# Thread: Equation of a Tangent to a Curve

1. ## Equation of a Tangent to a Curve

Find the points on the curve y = 2 / (3x-2) where the tangent is parallel to the line y = (-3/2)x-1

I’m not sure I understand what they are asking me to do and how I go about answering this question. Any help is appreciated.

2. Originally Posted by bearhug
Find the points on the curve y = 2 / (3x-2) where the tangent is parallel to the line y = (-3/2)x-1

I’m not sure I understand what they are asking me to do and how I go about answering this question. Any help is appreciated.
$y = \frac{2}{3x-2}$

1. find the derivative of the above function.

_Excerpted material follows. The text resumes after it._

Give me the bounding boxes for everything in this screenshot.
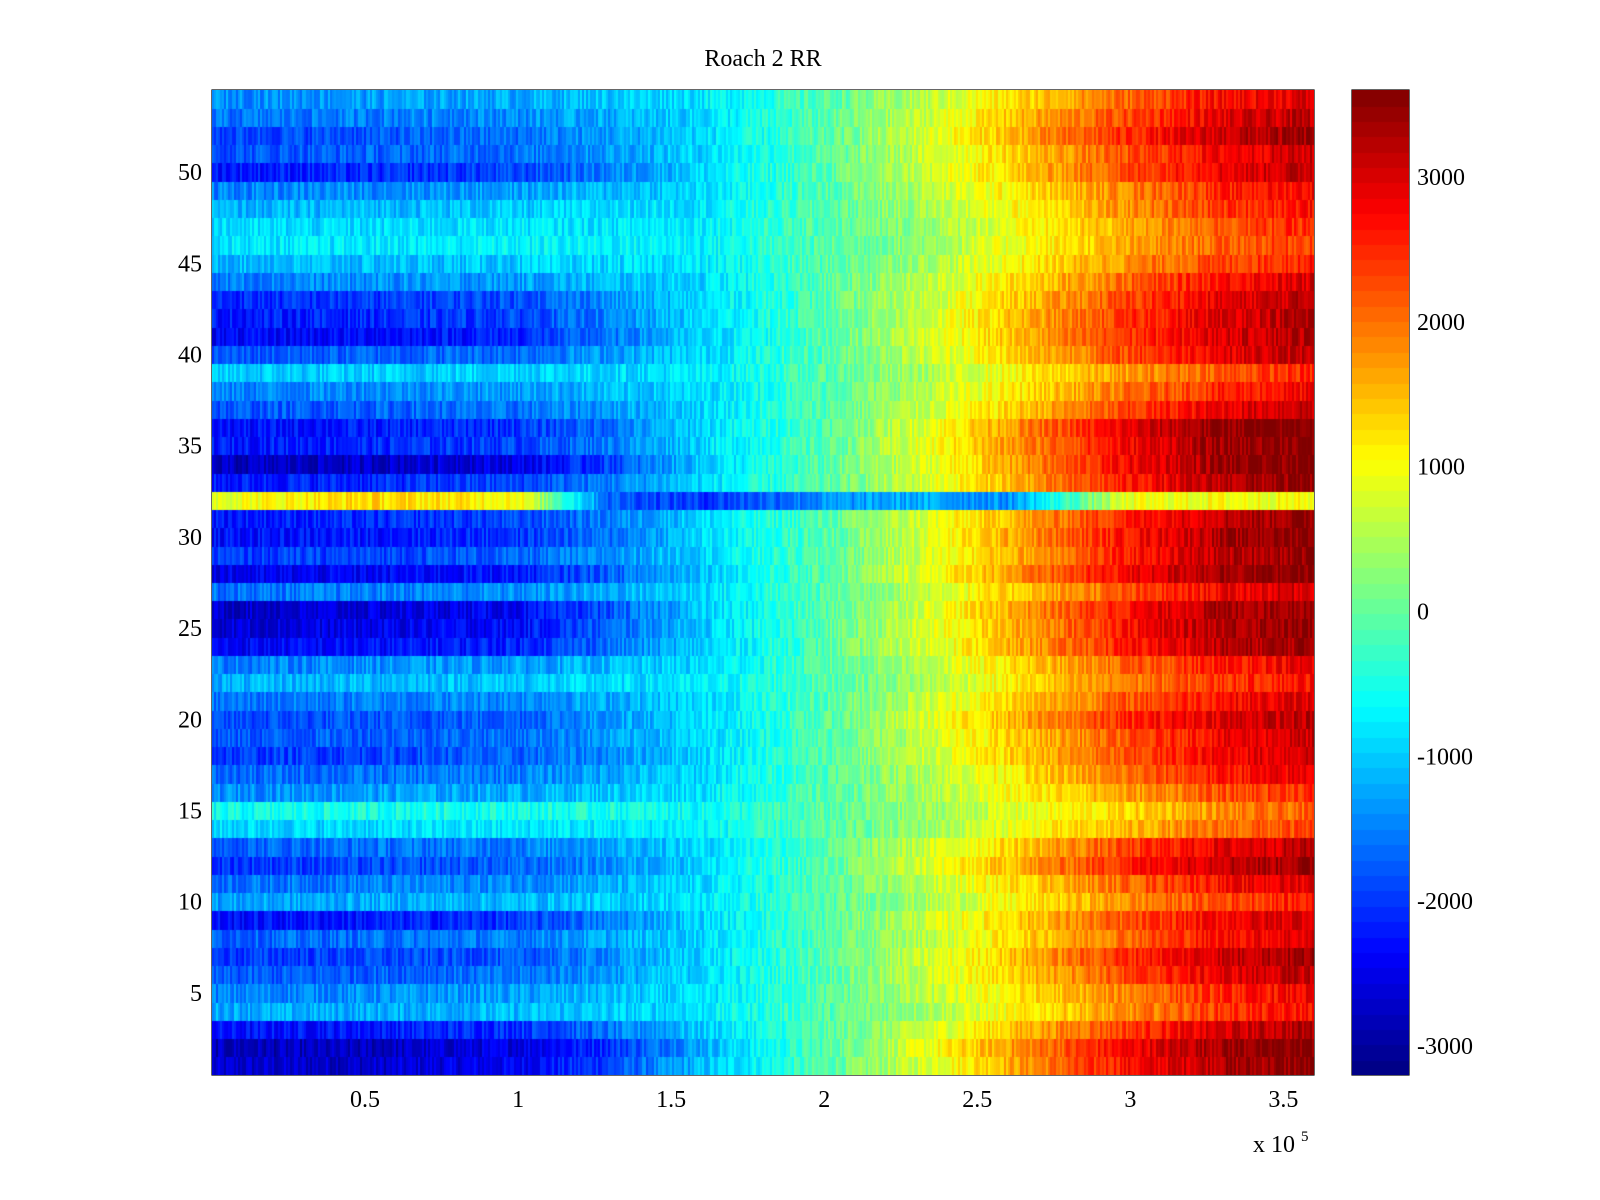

2. set the derivative equal to $-\frac{3}{2}$ ... (why do that ?)

3. solve for x

4. determine the point(s), (x,y), on the curve using the x-value(s) found in step 3.

3. Because -3/2 is the slope
Then I find the x-coordinate
and using the x-coordinate I find the point on the y-coordinate....then I will have my point?

4. Is the derivative:

$
y = \frac{-1}{(x-2)^2}
$

??

5. familiar with the chain rule?

$y = \frac{2}{3x-2} = 2(3x-2)^{-1}$

$y' = -2(3x-2)^{-2} \cdot 3
$

$y' = -\frac{6}{(3x-2)^2}$

finish.

6. Sorry about that, must be tired from all the math.

When I sub the slope (-3/2) into the derivative I get -0.14201
That seems wrong.....is it?

7. you do not substitute $-\frac{3}{2}$ in for $x$ ... you set the derivative equal to $-\frac{3}{2}$ and then solve for $x$, remember?